Au fil des siècles, la pratique de la transcription a fourni l’occasion à des musiciens – tantôt compositeurs eux-mêmes, tantôt chefs d’orchestre ou solistes – d’adapter des œuvres de référence à un autre cadre, en condensant tout le matériau mélodique et harmonique d’une symphonie aux 88 touches du piano (comme Liszt l’a fait pour Beethoven) ou, à l’autre extrême, en rendant explicites les couleurs orchestrales suggérées par une pièce écrite pour le piano, comme en témoigne Children’s Corner (ATMA), qui jette un regard neuf sur le répertoire de Claude Debussy.

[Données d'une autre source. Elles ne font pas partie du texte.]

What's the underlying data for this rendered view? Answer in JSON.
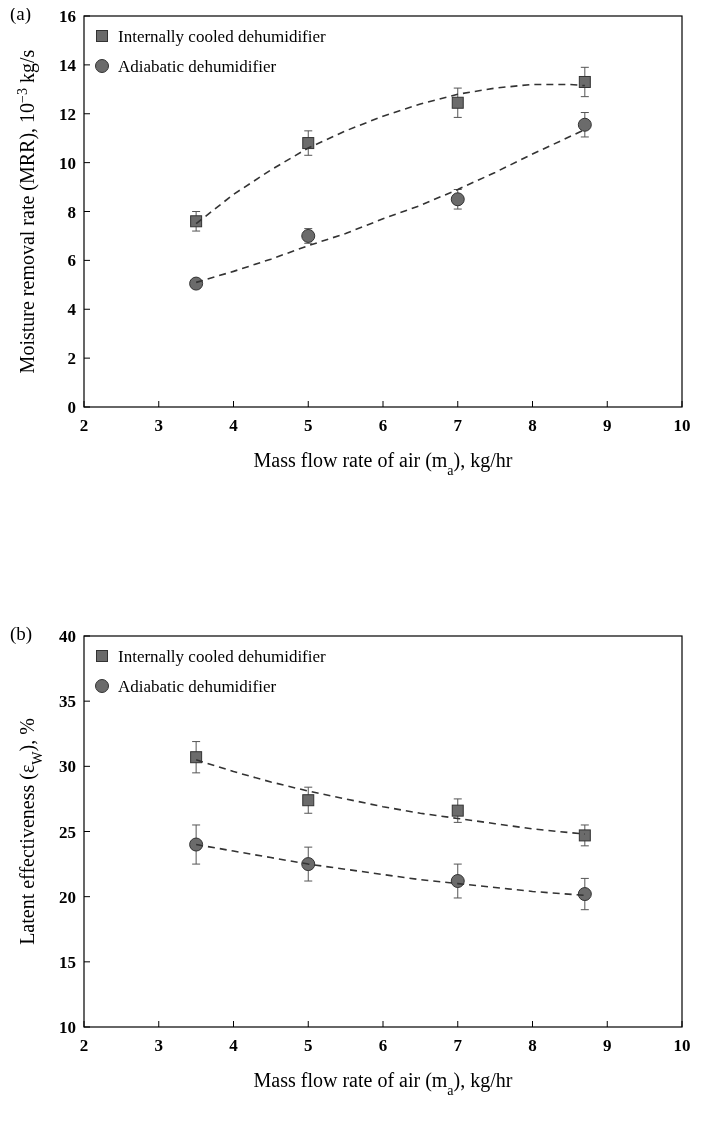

Si, dans la première moitié du XXe siècle, une foule de musiciens et pas des moindres – Ravel, Stokowski, Ansermet, Caplet – s’en sont donné à cœur joie avec l’oeuvre pour piano de Debussy, c’est qu’elle portait déjà en elle toute une palette de couleurs châtoyantes, un univers de sonorités et de références thématiques qui invitent aux voyages dans le temps (Six épigrammes antiques) ou vers de contrées inspirant un exotisme qui était de rigueur à l’époque des premières expositions universelles (Tarentelle styrienne, La soirée dans Grenade).
À la tête de l’Ochestre symphonique de Québec, le chef Yoav Talmi a de toute évidence pris grand plaisir à déployer ladite palette, tandis que la flûte, le hautbois et la harpe deviennent des protagonistes à part entière dans le flot d’images qui nous est donné à entendre.
Quant au sublime onirisme de Clair de Lune, restitué ici par deux fois (Stokowski et Caplet), il impose sa délicate transparence avec un tel naturel que l’on serait porté à croire qu’il s’agit de la version d’origine, dont l’incarnation pianistique serait en fait la transcription.
Justice à Rameau
En-dehors du cercle des amoureux de l’opéra baroque, Jean-Philippe Rameau (1683-1764) demeure un de ces musiciens dont le nom nous est familier, mais dont l’œuvre reste méconnue.